Also - have separate email stacks for communications and operations. Like it or not, your email is a low-friction way to get access to many of your other accounts, and maybe even a good way to LOSE access to some of your accounts. Your operational email domain should never be published, only used to register accounts and maybe do alerting, etc. You would whitelist senders. You would never use it to say anything, or associate with anyone, that someone might one day find offensive or controversial.
I have email addresses at .co.uk, .digital and .social never had deliverability issues with sending or receiving.
When I worked at a large (100m emails/wk) email service provider the key thing was sending IP reputation followed by things like DKIM and SPF DNS records on the sending domain.
IP reputation would be an issue if you self hosted your email, but using a reputable provider such as tutanota and fastmail should pose no issue.

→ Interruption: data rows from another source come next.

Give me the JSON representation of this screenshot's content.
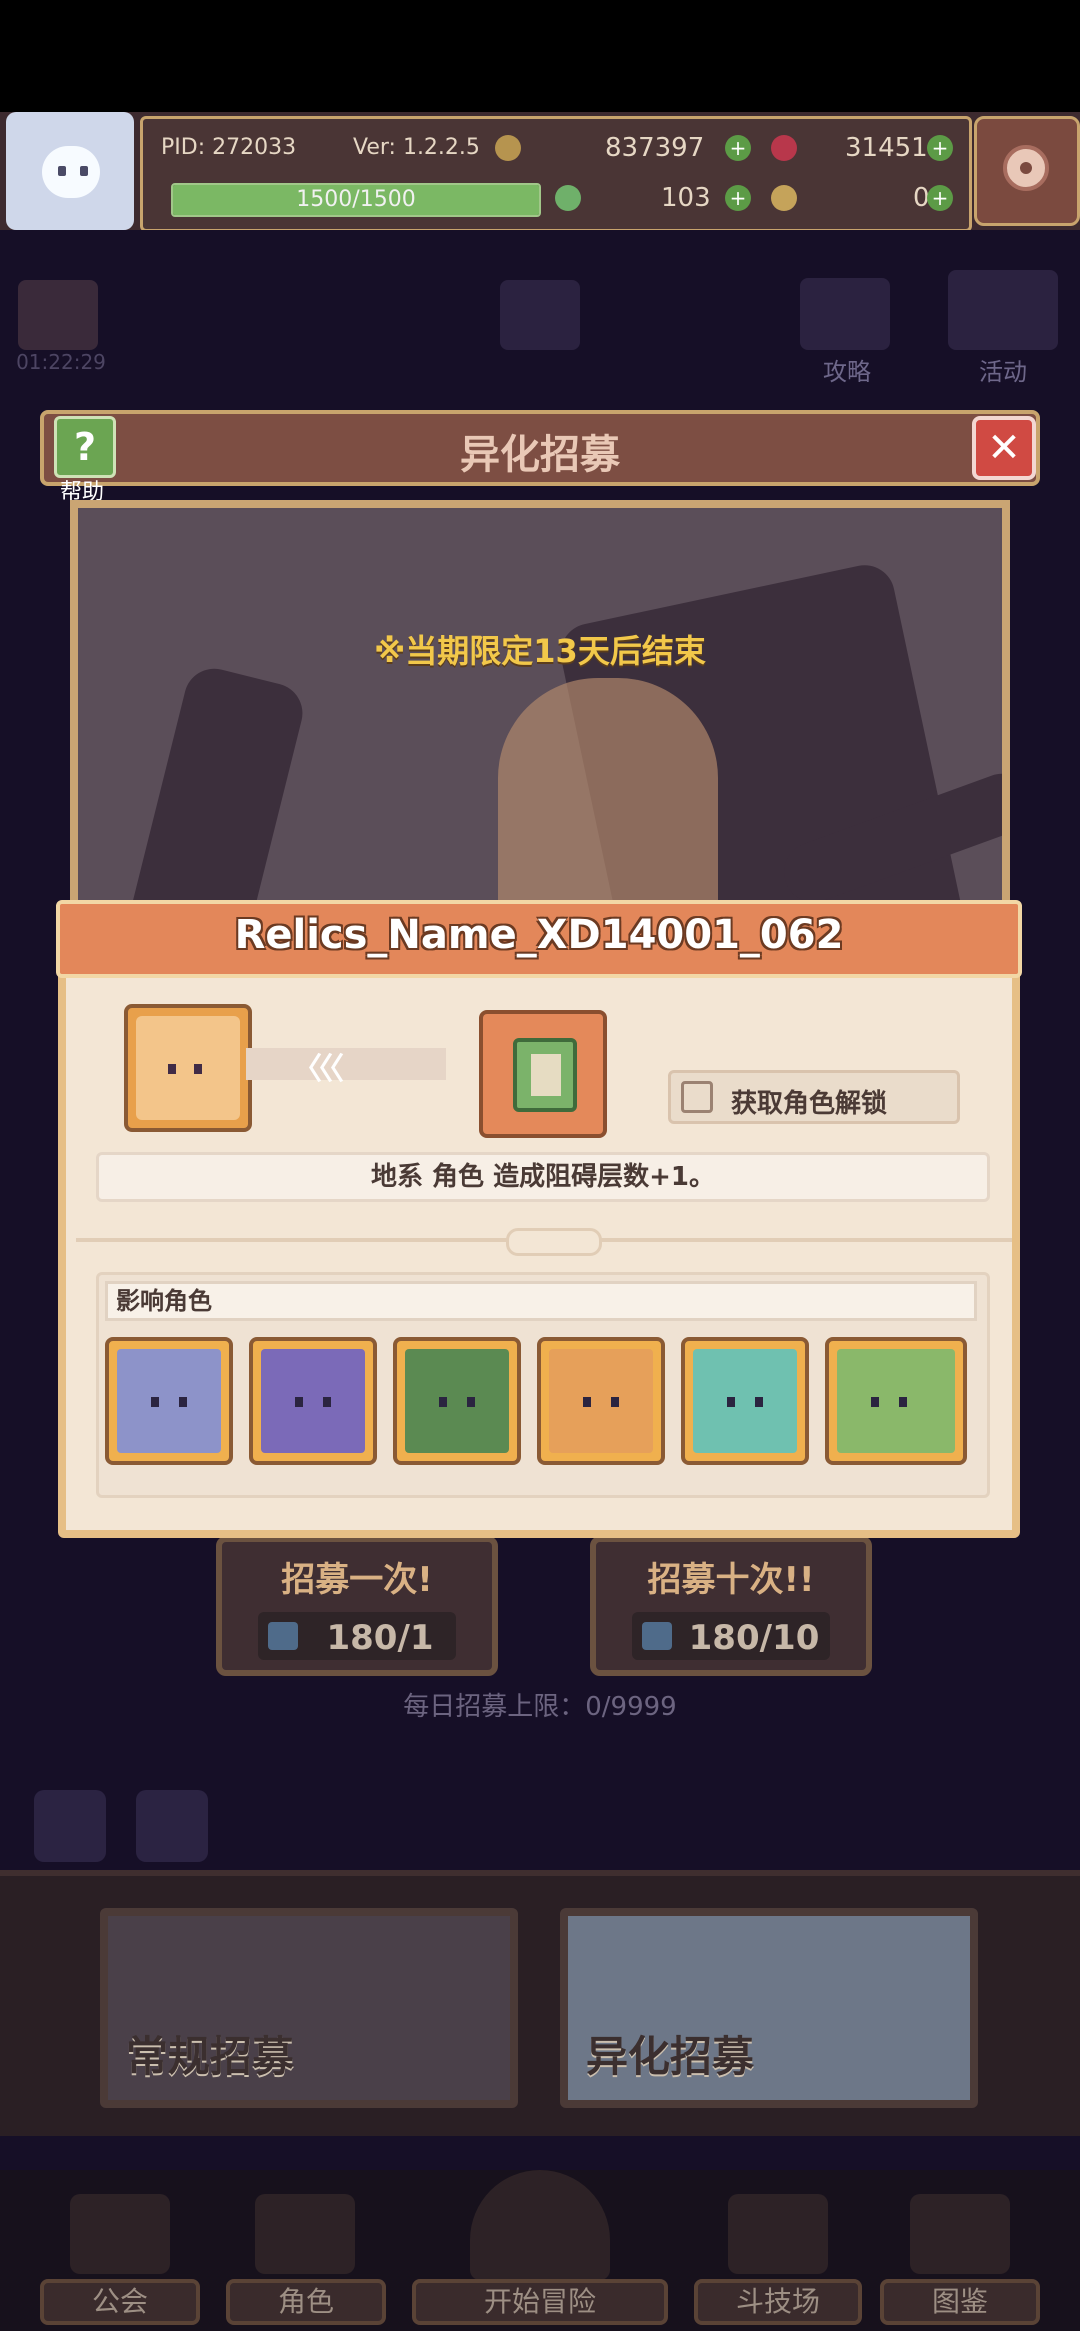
{
  "hud": {
    "pid": "PID: 272033",
    "version": "Ver: 1.2.2.5",
    "gold": "837397",
    "gems": "31451",
    "stamina": "1500/1500",
    "clover": "103",
    "keys": "0",
    "stamina_fraction": 1.0
  },
  "side": {
    "timer": "01:22:29",
    "guide": "攻略",
    "event": "活动"
  },
  "dialog": {
    "title": "异化招募",
    "help": "帮助",
    "notice": "※当期限定13天后结束"
  },
  "relic": {
    "name": "Relics_Name_XD14001_062",
    "unlock_label": "获取角色解锁",
    "effect": "地系 角色 造成阻碍层数+1。",
    "affected_label": "影响角色"
  },
  "recruit": {
    "once_label": "招募一次!",
    "once_cost": "180/1",
    "ten_label": "招募十次!!",
    "ten_cost": "180/10",
    "daily_limit": "每日招募上限：0/9999"
  },
  "tabs": {
    "normal": "常规招募",
    "alien": "异化招募"
  },
  "nav": {
    "guild": "公会",
    "role": "角色",
    "adventure": "开始冒险",
    "arena": "斗技场",
    "codex": "图鉴"
  },
  "colors": {
    "accent_orange": "#e3875a",
    "gold_text": "#f2c84a",
    "card_bg": "#f3e6d5"
  }
}
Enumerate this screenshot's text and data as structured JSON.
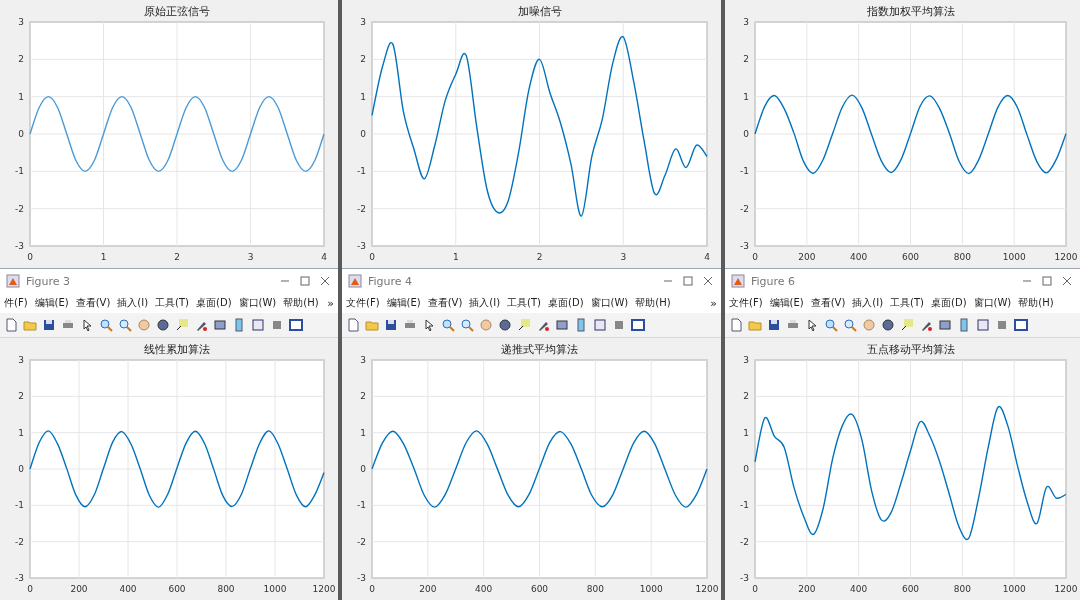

We resolved it by pointing clients to use google dns.
Never had similar problems with .com
Do you mean you can lose your domain if your country leaves the EU, or are you talking about other issues?
.eu domains may only be registered to a person or entity that exists within the EU. As soon as Brexit crystallised any British person or entity owning a .eu domain was unable to renew it unless they had an address they legally occupied within an EU country.
I know a few companies who rented a small amount of office space in France so that they could retain their .eu domain.
Their email service is likely to have some credibility from the global anti-spam force. They probably have the budget for best practices and reasonable security. As you mention .de domains: The online legal text generators for Impressum/Datenschutzerklärung are likely to have the correct text fragments to use for larger vendors. Overall they just have to uphold some level of reputation I hope.